Beside cultural historical-, romantic- arguments, attention should be paid to the economic- functional values. There is no doubt that the survival of historic buildings and structures is strongly related to their actual functional importance or their potentials in this. Even when a building is regard as a valuable historic monument, it still needs a suitable function. Why should we preserve a building or structure and implement conservation, if we don’t know what to do with it after a restoration? The thesis ‘Heritage conservation is Economic development’ seems to me not only a statement it is a ‘must’, because both are unbreakable related to each other.

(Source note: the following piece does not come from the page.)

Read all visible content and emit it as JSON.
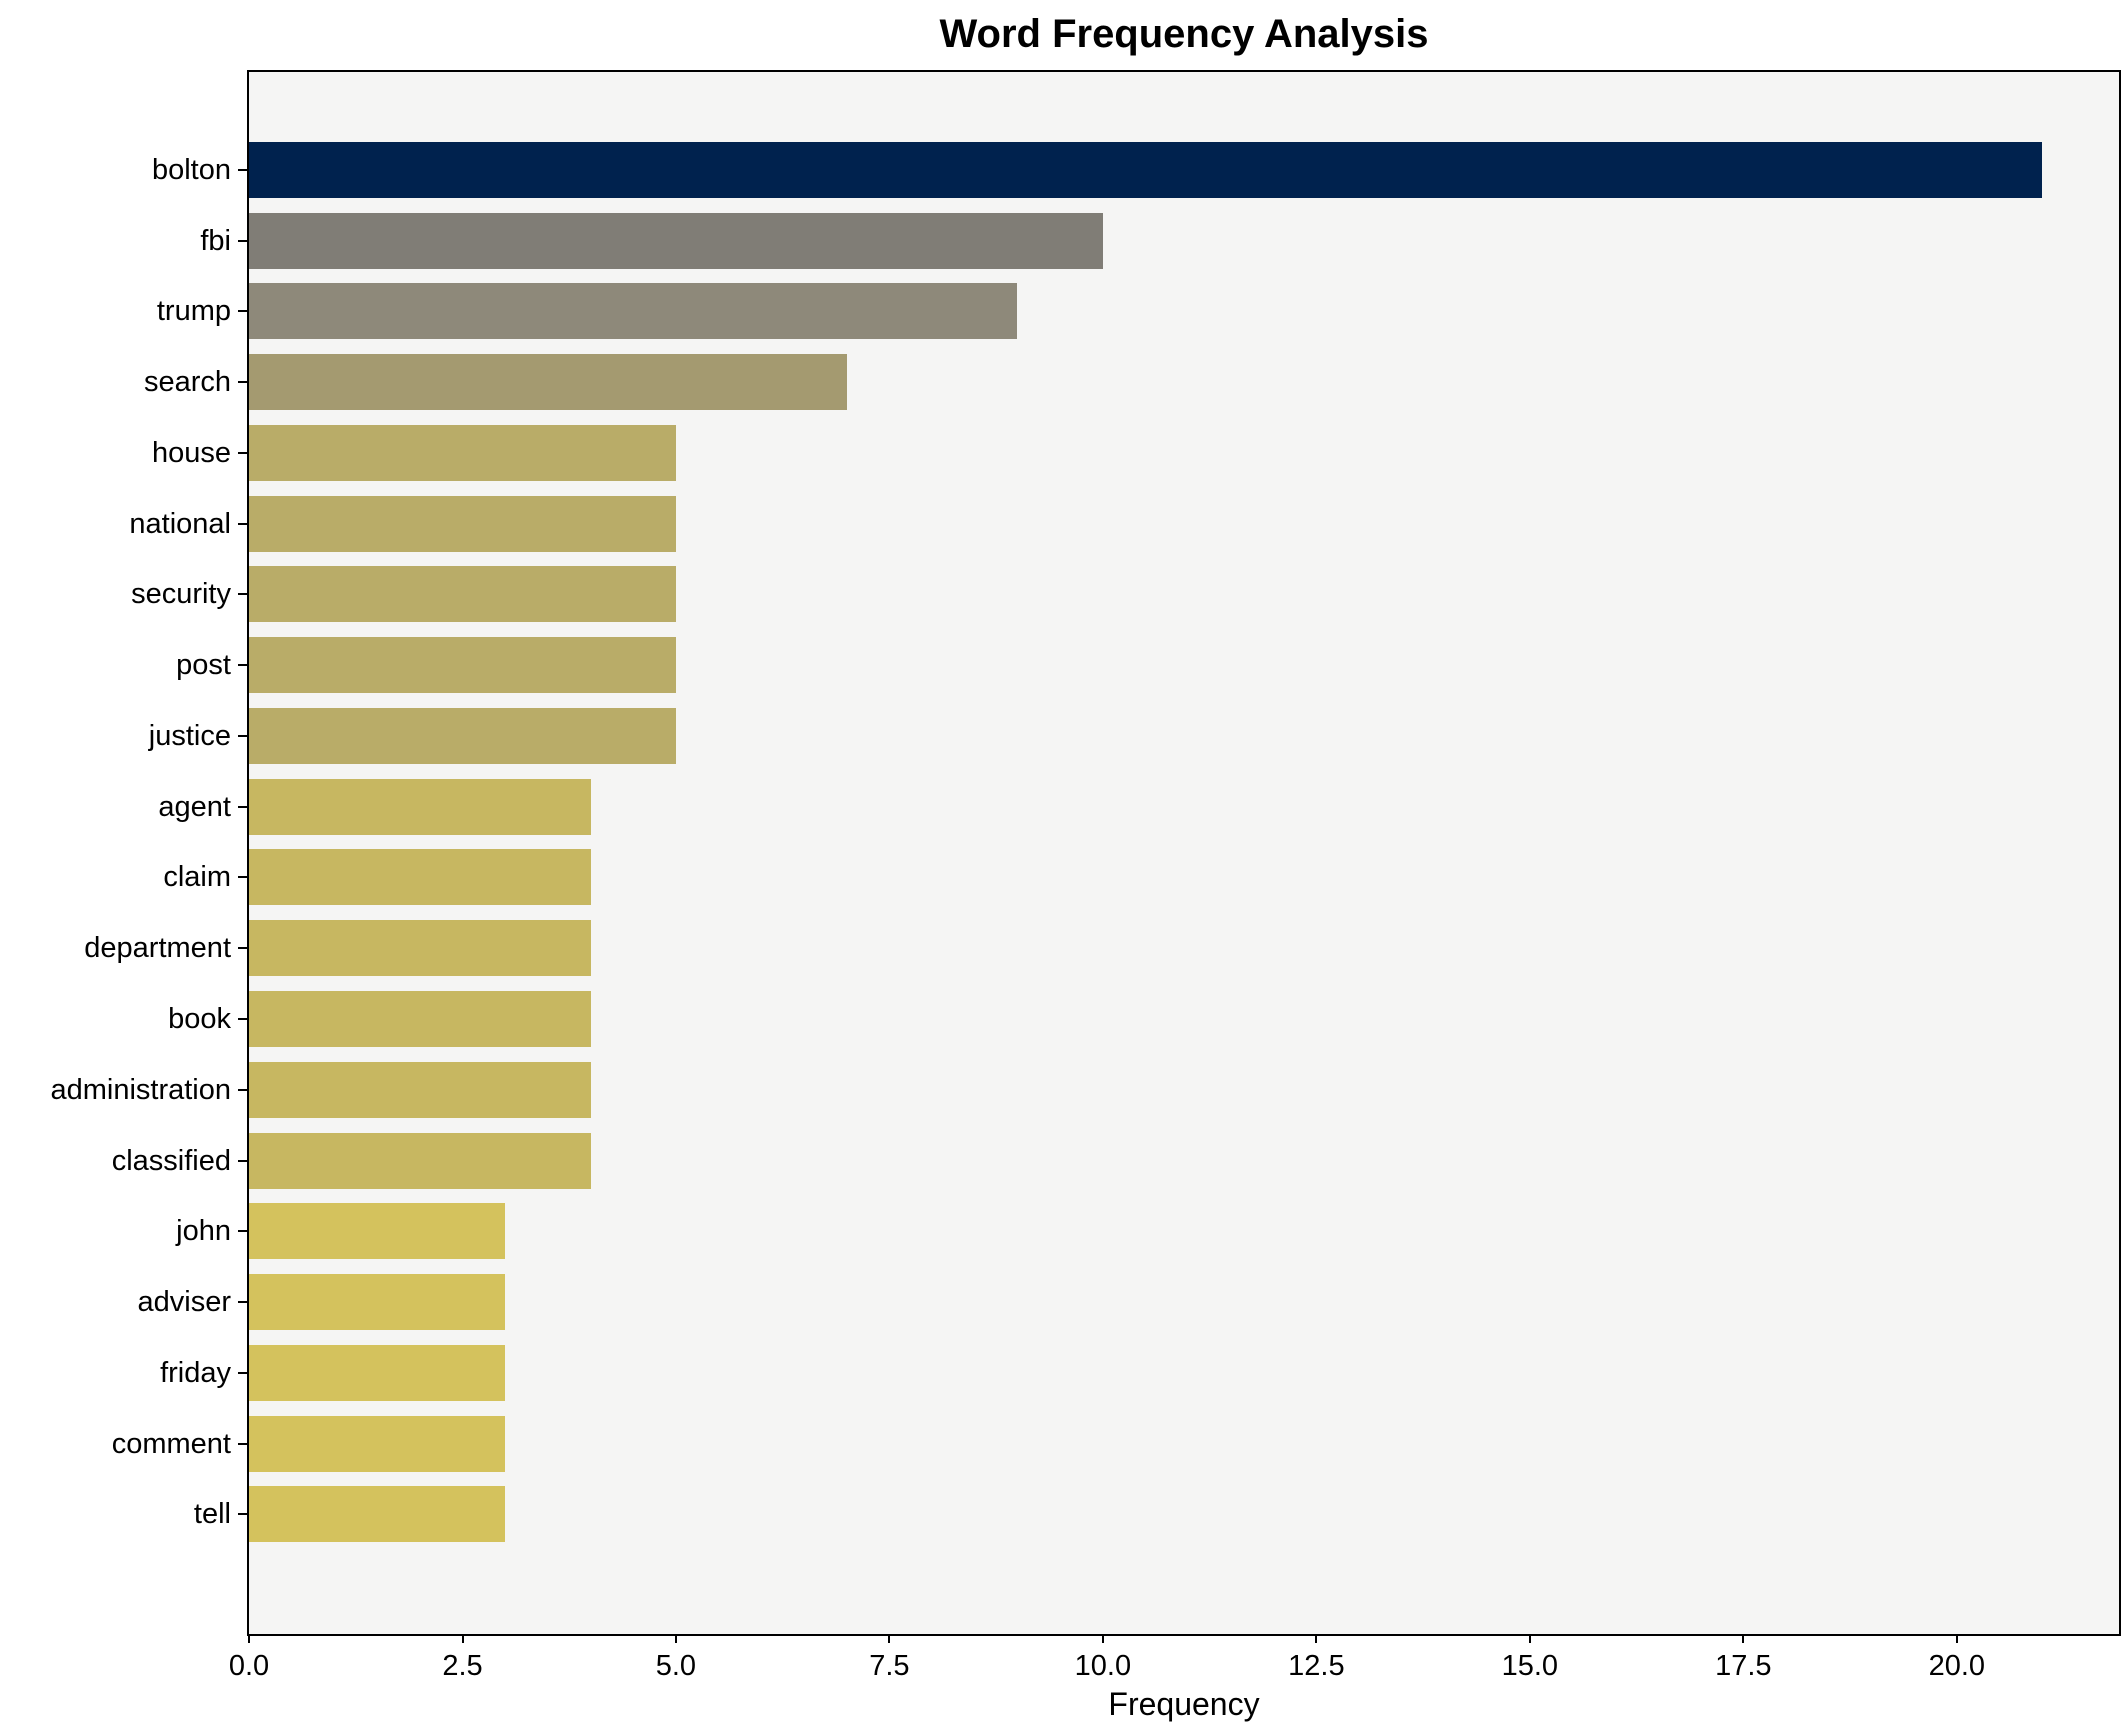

At last some examples about the reuse of forts in Indonesia.
In Jakarta, the Castle or former main settlement of the VOC in East-south Asia is already vanished in the years 1808-09, under the reign of Governor General Herman Daendels the Castle and city wall of Batavia were dismantled, the bricks were reused in the build-up of the satellite town ‘Weltevreden’, nowadays ‘Jakarta Pusat’. Occasionally, plans are launched to reconstruct the Benteng in a certain form. Thinking about such, I suggest it could be done as a sort of urban landscaping in a greater approach concerning the rehabilitation of Jakarta Kota.
In Yogyakarta, the former Fort Vredeburg (about 1760) is restored, having new functions as museum, convention facility and offices and governmental guesthouse. The appearance is strong in the urban environment.

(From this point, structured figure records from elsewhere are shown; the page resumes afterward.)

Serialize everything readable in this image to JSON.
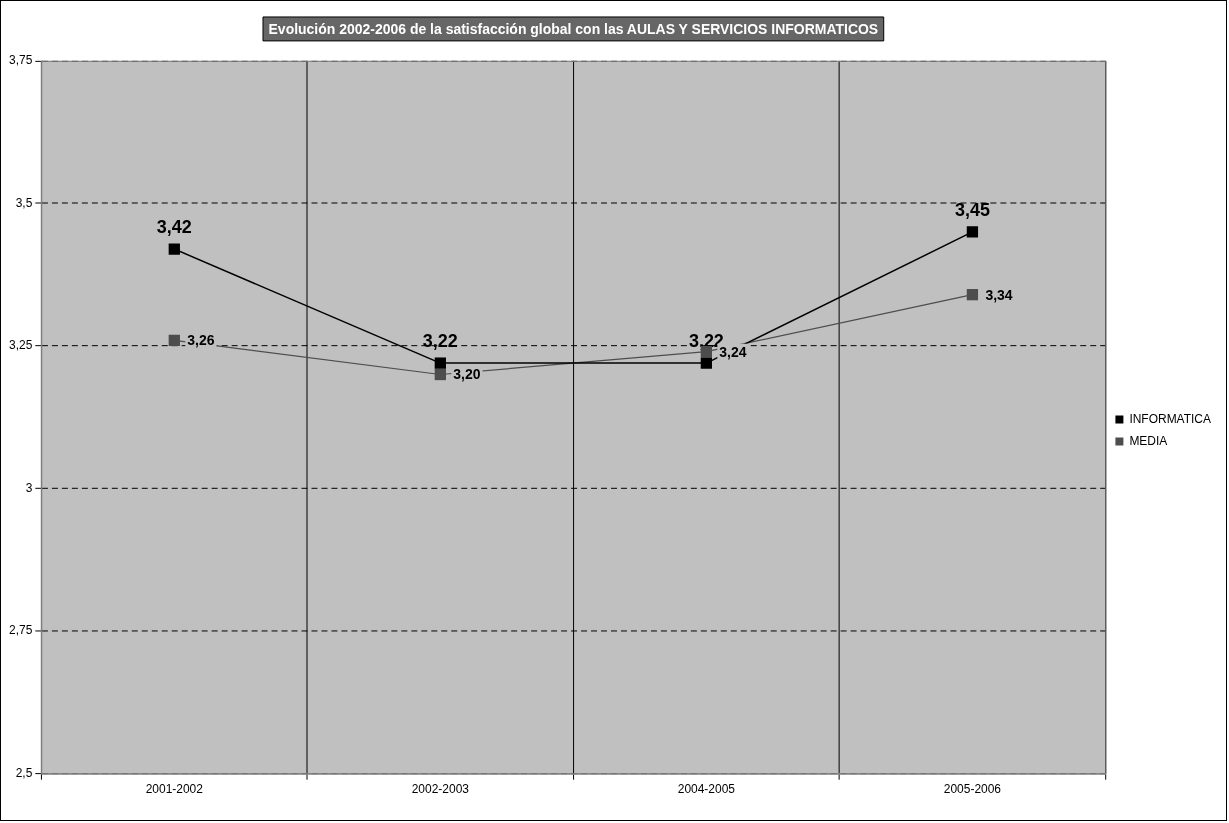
{
  "chart_data": {
    "type": "line",
    "title": "Evolución 2002-2006 de la satisfacción global con las AULAS Y SERVICIOS INFORMATICOS",
    "categories": [
      "2001-2002",
      "2002-2003",
      "2004-2005",
      "2005-2006"
    ],
    "series": [
      {
        "name": "INFORMATICA",
        "color": "#000000",
        "values": [
          3.42,
          3.22,
          3.22,
          3.45
        ],
        "value_labels": [
          "3,42",
          "3,22",
          "3,22",
          "3,45"
        ]
      },
      {
        "name": "MEDIA",
        "color": "#4d4d4d",
        "values": [
          3.26,
          3.2,
          3.24,
          3.34
        ],
        "value_labels": [
          "3,26",
          "3,20",
          "3,24",
          "3,34"
        ]
      }
    ],
    "ylim": [
      2.5,
      3.75
    ],
    "yticks": [
      {
        "value": 2.5,
        "label": "2,5"
      },
      {
        "value": 2.75,
        "label": "2,75"
      },
      {
        "value": 3,
        "label": "3"
      },
      {
        "value": 3.25,
        "label": "3,25"
      },
      {
        "value": 3.5,
        "label": "3,5"
      },
      {
        "value": 3.75,
        "label": "3,75"
      }
    ],
    "grid": true,
    "legend": "right",
    "marker": "square",
    "line_style": "solid"
  }
}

Yokyakarta—Fort-Vredeburg-(±1760) © Cor Passchier / PDA
In Gombong, central Java, the octagonal fort (about 1820) has undergone a technical maintenance; nowadays it is now used as a sort of amusement park. In the immediate vicinity of the Fort, one can find are all kind of funfair attractions, even plastic dragons; above on the octagonal wall drives a small fair train on rails; they actually did not make any meaningful use of the building space and structure and I guess this kind of function will not prove being sustainable.
In Banten, west Java, the remains of the former Fort Surosowan (around 1680) undergone a consolidating restoration and is as part of the landscape an archaeological park.
In Makassar, Sulawesi, the big Fort Rotterdam (about 1670) is since centuries the identity carrier of the town on the seaside. It is recently restored and has a main cultural function; one finds here the regional museum Galigo, the inner space is a fairground for the city dwellers and the branch office of the ministry of Education and Culture is established here.
In Ambon, the small tower fort Amsterdam (about 1633), is restored to its former glory, on beautiful location near by the sea; unfortunately one did not paid serious attention to establish a new meaningful function after the rehabilitation; so for some time it was still an empty witness of history.
Ambon—Fort-Amsterdam-(±1640) © Cor Passchier / PDA
Recommendations and conclusions
It is clear that the national and regional governments are willing to invest in the conservation and reuse of built heritage, such as forts. However, not all stakeholders, architects and investors, have knowledge and information about the conservation and reuse of old forts. In November 2013, an international European conference (ArtFort) was held and also an Indonesian delegation participated. The information exchange regarding to the reuse of this category built heritage was considered as very positive and it is an actual subject of thoughts to organize such an international workshop also in Indonesia. Which I would highly recommend; beside the share of information, it may broaden the scope how to treat historic Forts as useful heritage, how to organize the approach and with references to economic benefits and integrating in urban planning.